今井 靖(自治医科大学循環器内科学部門)


 虚血性心疾患は内科医が遭遇する機会が非常に高い疾患です.初期診断は問診,診察,心電図・血液検査といった基本的なスキルで対応可能である一方,限られた情報で迅速な対応を求められるため,見落とすと,時として生命にかかわる事態が生じます.しかし,逆に言えば内科医が初療から予防・管理に至るまで本領を発揮できる分野です.

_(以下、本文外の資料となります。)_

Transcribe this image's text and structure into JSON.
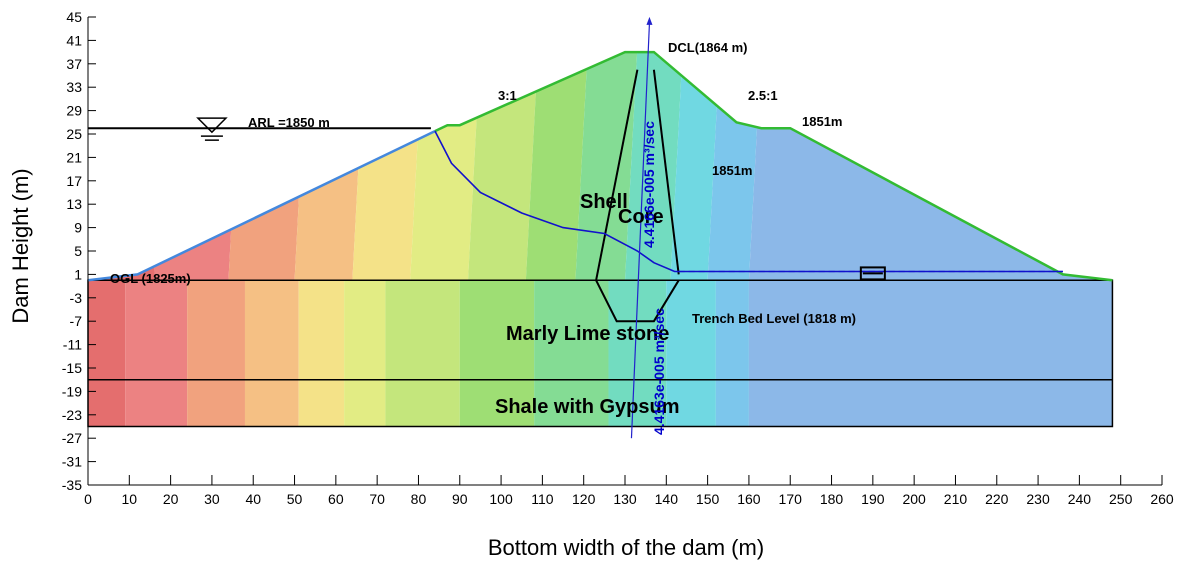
{
  "chart_data": {
    "type": "diagram",
    "xlabel": "Bottom width of the dam (m)",
    "ylabel": "Dam Height (m)",
    "xlim": [
      0,
      260
    ],
    "ylim": [
      -35,
      45
    ],
    "x_ticks": [
      0,
      10,
      20,
      30,
      40,
      50,
      60,
      70,
      80,
      90,
      100,
      110,
      120,
      130,
      140,
      150,
      160,
      170,
      180,
      190,
      200,
      210,
      220,
      230,
      240,
      250,
      260
    ],
    "y_ticks": [
      45,
      41,
      37,
      33,
      29,
      25,
      21,
      17,
      13,
      9,
      5,
      1,
      -3,
      -7,
      -11,
      -15,
      -19,
      -23,
      -27,
      -31,
      -35
    ],
    "annotations": {
      "arl": "ARL =1850 m",
      "dcl": "DCL(1864 m)",
      "ogl": "OGL (1825m)",
      "slope_upstream": "3:1",
      "slope_downstream": "2.5:1",
      "berm_level": "1851m",
      "phreatic_level": "1851m",
      "shell": "Shell",
      "core": "Core",
      "marly": "Marly Lime stone",
      "shale": "Shale with Gypsum",
      "trench": "Trench Bed Level (1818 m)",
      "flux_upper": "4.4166e-005 m³/sec",
      "flux_lower": "4.4163e-005 m³/sec"
    },
    "geometry": {
      "dam_outline": [
        [
          0,
          0
        ],
        [
          12,
          1
        ],
        [
          84,
          25.5
        ],
        [
          87,
          26.5
        ],
        [
          90,
          26.5
        ],
        [
          130,
          39
        ],
        [
          137,
          39
        ],
        [
          157,
          27
        ],
        [
          163,
          26
        ],
        [
          170,
          26
        ],
        [
          236,
          1
        ],
        [
          248,
          0
        ]
      ],
      "core_left": [
        [
          123,
          0
        ],
        [
          133,
          36
        ]
      ],
      "core_right": [
        [
          137,
          36
        ],
        [
          143,
          1
        ]
      ],
      "trench": [
        [
          123,
          0
        ],
        [
          128,
          -7
        ],
        [
          137,
          -7
        ],
        [
          143,
          0
        ]
      ],
      "foundation_top": 0,
      "layer_boundary": -17,
      "foundation_bottom": -25,
      "foundation_right": 248,
      "phreatic_line": [
        [
          84,
          25.5
        ],
        [
          88,
          20
        ],
        [
          95,
          15
        ],
        [
          105,
          11.5
        ],
        [
          115,
          9
        ],
        [
          125,
          8
        ],
        [
          133,
          5
        ],
        [
          137,
          3
        ],
        [
          142,
          1.5
        ],
        [
          236,
          1.5
        ]
      ],
      "upstream_water": [
        [
          0,
          26
        ],
        [
          83,
          26
        ]
      ],
      "flux_section_x": 133.5
    },
    "contour_colors": [
      "#e46e6e",
      "#ec8282",
      "#f1a27e",
      "#f5c084",
      "#f4e288",
      "#e2ec84",
      "#c4e67c",
      "#9ede74",
      "#84dc94",
      "#72dcc0",
      "#70d8e2",
      "#7cc6ec",
      "#8cb8e8"
    ],
    "colors": {
      "dam_outline": "#33bb33",
      "upstream_face": "#4488dd",
      "phreatic": "#1111cc",
      "flux_line": "#2222cc",
      "lines": "#000000"
    }
  }
}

 今回の特集号では内科一般の読者ができるだけ短時間に本疾患を俯瞰できるよう,疫学・病態生理から診断,治療,予防,そして最近の基礎研究の紹介,将来の展望まで虚血性心疾患を幅広く1冊にまとめました.虚血性心疾患の診断に至るステップで何がポイントとなるのか,各分野の第一人者の先生方から診断のためのパールを限られた紙面に凝縮してご執筆いただきました.画像診断技術も長足の進歩があり,冠動脈CT,また心筋性状などの評価も可能なMRI,核医学,また冠動脈造影は冠動脈疾患診断の肝ですが,造影やインターベンション時に冠動脈の壁性状を評価する血管内超音波(IVUS),光干渉断層法(OCT)など,最近の循環器画像診断の進歩と実際の使い方がご理解いただけるものと思います.さらに冠動脈造影にて狭窄,閉塞病変が確認されれば血行再建術としての経皮的冠動脈インターベンション,冠動脈バイパスを選択することになりますが,それぞれの適応,治療法の実際,また術後の急性期・慢性期管理の方法について多彩な視点からご解説いただきました.もちろん,冠リスク因子の管理,再発予防は終生にわたり行われますが,糖・脂質代謝,高血圧,禁煙,また心臓リハビリテーション・運動療法,また合併するほかの大血管・末梢動脈疾患,腎障害についてもそのエッセンスを把握できると思います.

 われわれは診断・治療に目を奪われがちですが,急性冠症候群の予後改善のためには,発見してからいかに迅速に高度医療機関へ搬送し早期血行再建を行うかがカギを握っており,それを地域の医療システムが支えています.本特集では東京都(CCUネットワーク),熊本県と2つのモデルが示され,充実した診療連携体制が構築されていることがわかります.さらに踏み込んだ内容として,血管内で起きている血球成分の細胞レベルでの動態を生きたまま顕微鏡で映し出すという先駆的な研究をご寄稿いただいており,今まで教科書になかった新しい血管病態生理の世界へ導かれることと思います.また近い将来,導入されるであろう期待の体外衝撃波療法,血管・心筋再生治療についても取り上げました.

 本号は虚血性心疾患をいかに管理するか,読者の皆様に要領よく理解いただけるようにまとめられています.ぜひ,明日からの日常臨床にご活用いただければ幸甚です.